O imóvel, localizado em um condomínio fechado na zona sul de São Paulo, tornou-se alvo de bloqueio judicial apenas um mês depois do negócio. O ocorrido foi parte de investigações da Polícia Federal (PF) sobre sonegação bilionária no setor de combustíveis.
A casa, com 777 metros quadrados, já havia passado por outras negociações recentes. Em dezembro de 2023, o pai de China, também investigado pela PF, vendeu a propriedade à nora, Anajá de Oliveira Santos Yang, por R$ 4 milhões. A transferência foi formalizada em fevereiro de 2024, e, logo em seguida, a empresa Eryal Empreendimentos e Participações, pertencente à família Lewandowski, adquiriu o imóvel, mediante pagamento à vista.
Histórico de investigações e movimentações financeiras
No momento da compra, Alan de Souza Yang já era alvo antigo de apurações por adulteração e evasão fiscal em combustíveis.
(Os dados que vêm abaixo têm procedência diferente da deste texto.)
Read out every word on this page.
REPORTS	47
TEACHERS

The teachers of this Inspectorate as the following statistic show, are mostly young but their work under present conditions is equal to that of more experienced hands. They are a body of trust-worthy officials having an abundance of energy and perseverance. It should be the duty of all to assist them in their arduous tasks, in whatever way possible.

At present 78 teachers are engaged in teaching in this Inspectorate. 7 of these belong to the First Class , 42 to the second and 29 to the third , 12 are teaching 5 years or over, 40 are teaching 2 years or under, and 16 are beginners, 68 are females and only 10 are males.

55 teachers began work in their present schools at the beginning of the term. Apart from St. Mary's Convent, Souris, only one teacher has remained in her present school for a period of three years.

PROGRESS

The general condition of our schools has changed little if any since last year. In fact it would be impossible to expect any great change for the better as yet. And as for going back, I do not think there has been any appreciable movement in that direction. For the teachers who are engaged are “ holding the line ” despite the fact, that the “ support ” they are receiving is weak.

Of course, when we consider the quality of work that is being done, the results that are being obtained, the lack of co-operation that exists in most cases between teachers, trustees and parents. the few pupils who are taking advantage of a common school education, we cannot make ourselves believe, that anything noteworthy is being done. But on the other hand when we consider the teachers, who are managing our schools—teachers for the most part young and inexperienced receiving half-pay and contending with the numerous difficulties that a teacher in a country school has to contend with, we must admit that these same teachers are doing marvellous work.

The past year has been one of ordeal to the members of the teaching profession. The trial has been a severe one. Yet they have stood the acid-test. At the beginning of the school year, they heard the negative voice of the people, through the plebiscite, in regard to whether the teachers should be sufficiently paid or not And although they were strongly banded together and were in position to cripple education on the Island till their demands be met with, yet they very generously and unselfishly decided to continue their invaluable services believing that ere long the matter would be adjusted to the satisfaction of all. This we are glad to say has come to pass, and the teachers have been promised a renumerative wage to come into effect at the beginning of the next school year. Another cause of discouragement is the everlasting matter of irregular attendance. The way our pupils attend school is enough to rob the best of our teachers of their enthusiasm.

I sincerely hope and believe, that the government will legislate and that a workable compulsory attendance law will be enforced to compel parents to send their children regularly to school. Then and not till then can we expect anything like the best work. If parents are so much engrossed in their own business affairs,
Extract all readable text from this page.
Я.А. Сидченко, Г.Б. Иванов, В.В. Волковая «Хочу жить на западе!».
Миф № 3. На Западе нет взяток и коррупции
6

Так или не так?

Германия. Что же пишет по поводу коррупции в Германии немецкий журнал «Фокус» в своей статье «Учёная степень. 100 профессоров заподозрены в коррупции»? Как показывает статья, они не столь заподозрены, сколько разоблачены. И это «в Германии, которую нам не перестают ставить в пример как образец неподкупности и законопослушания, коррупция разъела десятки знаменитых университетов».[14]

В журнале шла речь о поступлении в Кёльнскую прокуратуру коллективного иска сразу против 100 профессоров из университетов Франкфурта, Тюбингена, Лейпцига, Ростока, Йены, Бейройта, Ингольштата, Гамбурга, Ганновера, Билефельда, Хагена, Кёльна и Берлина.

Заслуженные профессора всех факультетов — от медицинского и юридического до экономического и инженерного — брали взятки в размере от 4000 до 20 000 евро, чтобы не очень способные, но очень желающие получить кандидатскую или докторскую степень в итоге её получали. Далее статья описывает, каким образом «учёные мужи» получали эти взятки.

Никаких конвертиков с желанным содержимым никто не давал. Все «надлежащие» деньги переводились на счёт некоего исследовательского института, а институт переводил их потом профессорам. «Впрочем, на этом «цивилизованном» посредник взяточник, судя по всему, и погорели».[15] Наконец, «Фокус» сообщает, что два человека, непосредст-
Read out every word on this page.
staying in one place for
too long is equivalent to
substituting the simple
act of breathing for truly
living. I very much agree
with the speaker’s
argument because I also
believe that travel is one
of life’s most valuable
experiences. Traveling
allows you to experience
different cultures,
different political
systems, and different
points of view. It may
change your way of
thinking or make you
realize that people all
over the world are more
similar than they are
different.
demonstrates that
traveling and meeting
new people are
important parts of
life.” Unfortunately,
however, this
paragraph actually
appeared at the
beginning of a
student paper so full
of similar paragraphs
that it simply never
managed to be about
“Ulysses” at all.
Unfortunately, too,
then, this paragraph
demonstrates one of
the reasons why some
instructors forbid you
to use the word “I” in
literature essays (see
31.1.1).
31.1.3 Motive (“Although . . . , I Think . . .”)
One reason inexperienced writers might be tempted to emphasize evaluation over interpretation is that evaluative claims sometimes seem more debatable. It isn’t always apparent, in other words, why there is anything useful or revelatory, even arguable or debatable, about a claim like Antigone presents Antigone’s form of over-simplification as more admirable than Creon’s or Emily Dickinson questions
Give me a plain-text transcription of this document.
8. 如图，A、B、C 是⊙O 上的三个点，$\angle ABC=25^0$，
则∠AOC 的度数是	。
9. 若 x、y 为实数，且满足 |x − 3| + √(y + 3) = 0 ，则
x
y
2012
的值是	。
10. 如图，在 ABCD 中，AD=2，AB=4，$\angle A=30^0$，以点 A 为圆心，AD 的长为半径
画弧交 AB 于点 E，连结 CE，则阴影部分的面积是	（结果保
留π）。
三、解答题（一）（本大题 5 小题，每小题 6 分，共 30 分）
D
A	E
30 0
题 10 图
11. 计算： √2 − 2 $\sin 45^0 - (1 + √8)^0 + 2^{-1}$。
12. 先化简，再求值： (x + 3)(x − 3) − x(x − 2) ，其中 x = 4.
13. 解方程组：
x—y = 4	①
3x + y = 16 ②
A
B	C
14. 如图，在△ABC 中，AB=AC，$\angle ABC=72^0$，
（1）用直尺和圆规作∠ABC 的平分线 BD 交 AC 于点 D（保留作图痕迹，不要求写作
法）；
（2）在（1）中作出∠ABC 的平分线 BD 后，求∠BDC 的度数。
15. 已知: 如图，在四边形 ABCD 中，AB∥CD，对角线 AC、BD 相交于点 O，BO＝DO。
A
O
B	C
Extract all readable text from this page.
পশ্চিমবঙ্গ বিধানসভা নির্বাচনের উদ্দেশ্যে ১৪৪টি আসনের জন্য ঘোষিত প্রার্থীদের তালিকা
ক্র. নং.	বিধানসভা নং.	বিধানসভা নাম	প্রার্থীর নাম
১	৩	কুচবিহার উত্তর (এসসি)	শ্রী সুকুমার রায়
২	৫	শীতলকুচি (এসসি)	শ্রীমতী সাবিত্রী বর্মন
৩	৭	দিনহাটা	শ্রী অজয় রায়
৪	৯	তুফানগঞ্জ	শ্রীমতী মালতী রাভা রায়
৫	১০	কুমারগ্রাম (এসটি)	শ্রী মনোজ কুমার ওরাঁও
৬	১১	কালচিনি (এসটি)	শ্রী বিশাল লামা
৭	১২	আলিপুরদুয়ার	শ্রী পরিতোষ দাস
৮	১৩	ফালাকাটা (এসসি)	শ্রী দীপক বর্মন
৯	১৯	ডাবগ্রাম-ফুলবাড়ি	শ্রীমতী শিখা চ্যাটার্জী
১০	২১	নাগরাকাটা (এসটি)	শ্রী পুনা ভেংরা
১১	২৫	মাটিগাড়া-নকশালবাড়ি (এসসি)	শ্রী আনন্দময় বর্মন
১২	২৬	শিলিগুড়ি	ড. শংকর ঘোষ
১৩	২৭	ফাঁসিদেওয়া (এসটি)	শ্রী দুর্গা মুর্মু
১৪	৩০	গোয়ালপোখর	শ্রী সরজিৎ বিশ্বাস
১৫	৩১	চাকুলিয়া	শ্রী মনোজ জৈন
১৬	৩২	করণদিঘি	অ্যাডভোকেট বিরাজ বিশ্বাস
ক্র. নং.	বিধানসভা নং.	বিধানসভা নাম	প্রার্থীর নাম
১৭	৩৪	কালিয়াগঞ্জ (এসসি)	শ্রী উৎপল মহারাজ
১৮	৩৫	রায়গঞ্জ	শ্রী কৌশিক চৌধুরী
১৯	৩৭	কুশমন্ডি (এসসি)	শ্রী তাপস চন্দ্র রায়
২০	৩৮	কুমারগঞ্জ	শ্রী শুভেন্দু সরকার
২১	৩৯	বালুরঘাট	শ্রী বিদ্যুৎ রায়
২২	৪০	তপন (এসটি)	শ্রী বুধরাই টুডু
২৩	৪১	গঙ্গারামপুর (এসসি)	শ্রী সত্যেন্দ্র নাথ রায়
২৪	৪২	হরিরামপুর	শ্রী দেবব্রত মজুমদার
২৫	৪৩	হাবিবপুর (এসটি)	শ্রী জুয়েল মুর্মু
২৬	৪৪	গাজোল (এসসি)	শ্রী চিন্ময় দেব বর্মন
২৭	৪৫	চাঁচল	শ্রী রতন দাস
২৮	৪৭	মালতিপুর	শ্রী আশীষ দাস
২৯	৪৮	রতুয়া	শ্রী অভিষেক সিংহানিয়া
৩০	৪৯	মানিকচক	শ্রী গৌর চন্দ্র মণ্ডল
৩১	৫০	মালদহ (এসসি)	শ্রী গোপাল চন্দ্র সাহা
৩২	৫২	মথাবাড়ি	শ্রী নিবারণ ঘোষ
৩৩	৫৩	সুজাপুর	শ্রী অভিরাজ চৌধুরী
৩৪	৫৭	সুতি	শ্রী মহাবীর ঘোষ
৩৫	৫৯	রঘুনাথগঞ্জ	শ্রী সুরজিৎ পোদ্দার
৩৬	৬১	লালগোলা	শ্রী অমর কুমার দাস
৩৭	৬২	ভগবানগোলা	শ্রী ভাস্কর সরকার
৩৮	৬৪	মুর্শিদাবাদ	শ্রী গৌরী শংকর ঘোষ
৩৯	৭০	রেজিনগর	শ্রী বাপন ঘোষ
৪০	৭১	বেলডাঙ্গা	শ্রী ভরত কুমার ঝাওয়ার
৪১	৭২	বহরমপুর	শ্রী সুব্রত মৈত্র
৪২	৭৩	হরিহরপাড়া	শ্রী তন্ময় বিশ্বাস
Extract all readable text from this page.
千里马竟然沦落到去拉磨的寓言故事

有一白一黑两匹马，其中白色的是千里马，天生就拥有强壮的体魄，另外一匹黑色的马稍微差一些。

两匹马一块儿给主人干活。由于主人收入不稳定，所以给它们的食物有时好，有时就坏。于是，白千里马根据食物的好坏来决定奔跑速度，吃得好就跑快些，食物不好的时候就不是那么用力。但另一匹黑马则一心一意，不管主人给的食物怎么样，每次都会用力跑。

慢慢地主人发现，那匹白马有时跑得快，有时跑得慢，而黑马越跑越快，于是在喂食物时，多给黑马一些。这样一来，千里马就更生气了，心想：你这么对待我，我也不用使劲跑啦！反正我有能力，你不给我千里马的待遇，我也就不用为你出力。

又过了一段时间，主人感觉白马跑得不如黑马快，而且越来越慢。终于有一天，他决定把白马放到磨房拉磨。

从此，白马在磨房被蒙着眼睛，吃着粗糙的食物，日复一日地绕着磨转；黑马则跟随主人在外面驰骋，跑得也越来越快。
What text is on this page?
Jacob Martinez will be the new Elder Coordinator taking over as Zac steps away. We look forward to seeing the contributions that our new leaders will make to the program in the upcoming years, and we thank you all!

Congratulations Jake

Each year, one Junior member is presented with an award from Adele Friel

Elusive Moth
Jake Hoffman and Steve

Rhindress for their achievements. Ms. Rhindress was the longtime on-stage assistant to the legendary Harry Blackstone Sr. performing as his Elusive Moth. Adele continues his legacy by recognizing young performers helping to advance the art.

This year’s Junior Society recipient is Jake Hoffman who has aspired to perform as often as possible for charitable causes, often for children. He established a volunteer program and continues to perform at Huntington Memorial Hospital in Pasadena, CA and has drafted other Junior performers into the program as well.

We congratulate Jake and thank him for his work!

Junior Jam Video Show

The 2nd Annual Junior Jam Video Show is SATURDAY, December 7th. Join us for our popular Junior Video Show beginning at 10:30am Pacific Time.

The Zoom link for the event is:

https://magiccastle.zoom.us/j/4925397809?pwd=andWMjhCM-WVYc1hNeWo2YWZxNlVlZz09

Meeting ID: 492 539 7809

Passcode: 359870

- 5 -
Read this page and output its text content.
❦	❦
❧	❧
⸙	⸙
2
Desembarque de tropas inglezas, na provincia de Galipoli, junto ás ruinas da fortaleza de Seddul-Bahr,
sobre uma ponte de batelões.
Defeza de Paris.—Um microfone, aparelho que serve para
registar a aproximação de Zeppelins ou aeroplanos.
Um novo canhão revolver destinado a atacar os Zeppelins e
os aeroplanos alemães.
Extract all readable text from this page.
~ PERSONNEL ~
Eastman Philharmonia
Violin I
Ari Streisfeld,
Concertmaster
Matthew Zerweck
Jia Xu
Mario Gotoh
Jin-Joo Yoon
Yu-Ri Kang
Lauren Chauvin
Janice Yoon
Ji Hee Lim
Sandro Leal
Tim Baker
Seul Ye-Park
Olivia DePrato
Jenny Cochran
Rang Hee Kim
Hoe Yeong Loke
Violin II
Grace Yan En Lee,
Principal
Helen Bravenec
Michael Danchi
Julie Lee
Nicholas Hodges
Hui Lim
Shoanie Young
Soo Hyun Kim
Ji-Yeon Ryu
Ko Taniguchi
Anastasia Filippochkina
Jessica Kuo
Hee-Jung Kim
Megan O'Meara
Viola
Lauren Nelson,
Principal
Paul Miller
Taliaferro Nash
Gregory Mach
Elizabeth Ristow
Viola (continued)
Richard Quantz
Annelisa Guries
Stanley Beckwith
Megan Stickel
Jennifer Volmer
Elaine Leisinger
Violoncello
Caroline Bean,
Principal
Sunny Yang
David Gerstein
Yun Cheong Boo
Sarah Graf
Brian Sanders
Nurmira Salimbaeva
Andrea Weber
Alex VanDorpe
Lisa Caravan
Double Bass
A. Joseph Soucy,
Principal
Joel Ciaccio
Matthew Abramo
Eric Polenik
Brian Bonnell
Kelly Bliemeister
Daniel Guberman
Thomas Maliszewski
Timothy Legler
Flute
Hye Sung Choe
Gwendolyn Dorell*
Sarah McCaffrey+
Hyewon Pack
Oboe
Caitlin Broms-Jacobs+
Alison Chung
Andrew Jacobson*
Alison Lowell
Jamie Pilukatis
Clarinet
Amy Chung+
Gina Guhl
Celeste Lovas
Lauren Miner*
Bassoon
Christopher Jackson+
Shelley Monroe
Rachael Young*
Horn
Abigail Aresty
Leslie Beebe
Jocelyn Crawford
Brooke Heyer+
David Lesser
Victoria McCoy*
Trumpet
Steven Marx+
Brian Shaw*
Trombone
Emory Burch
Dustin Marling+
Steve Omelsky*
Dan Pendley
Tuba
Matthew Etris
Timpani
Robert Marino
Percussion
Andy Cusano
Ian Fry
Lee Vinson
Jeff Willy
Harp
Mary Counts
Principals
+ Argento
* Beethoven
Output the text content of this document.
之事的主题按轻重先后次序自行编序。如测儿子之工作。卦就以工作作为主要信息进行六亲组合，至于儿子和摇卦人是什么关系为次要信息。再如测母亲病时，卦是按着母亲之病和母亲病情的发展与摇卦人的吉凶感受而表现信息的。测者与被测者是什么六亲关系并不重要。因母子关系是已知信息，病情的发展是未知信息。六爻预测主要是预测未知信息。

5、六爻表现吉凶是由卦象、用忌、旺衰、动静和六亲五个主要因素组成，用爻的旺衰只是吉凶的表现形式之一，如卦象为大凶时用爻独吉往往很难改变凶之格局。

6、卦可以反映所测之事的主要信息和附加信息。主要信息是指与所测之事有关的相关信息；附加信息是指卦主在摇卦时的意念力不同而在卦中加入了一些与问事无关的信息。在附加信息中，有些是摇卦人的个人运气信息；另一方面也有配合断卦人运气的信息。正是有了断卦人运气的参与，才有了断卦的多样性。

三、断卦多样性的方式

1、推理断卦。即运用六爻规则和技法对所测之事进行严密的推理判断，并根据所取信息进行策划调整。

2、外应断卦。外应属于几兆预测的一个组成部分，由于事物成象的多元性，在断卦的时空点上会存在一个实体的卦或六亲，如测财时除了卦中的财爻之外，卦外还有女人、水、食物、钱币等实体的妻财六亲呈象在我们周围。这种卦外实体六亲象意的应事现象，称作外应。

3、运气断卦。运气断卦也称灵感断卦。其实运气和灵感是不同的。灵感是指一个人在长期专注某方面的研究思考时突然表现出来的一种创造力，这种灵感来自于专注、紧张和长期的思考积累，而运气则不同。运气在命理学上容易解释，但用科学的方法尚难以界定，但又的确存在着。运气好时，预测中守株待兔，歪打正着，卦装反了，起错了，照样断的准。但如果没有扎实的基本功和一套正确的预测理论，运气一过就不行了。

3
Em 2025, ele passou a ser alvo no âmbito da Operação Carbono Oculto, que apura lavagem de dinheiro e sonegação de R$ 52 bilhões, supostamente com participação de outros empresários ligados ao Primeiro Comando da Capital (PCC).
Documentos da Receita Federal mostram que, embora China declarasse rendimentos modestos, grandes somas circulavam nas contas da mulher, envolvida em mais de 30 empresas.
Lewandowski explicou ao jornal O Estado de S. Paulo que a decisão de adquirir a residência ocorreu logo depois de sua posse como ministro, priorizando a segurança de um condomínio fechado.
O ex-ministro da Justiça relatou que conheceu os vendedores apenas no momento da compra, intermediada por um corretor. Segundo o político, todas as certidões e os documentos apresentados atestavam a situação regular do imóvel. Ele afirmou não saber das investigações sobre China, pois os processos tramitavam sob sigilo de Justiça.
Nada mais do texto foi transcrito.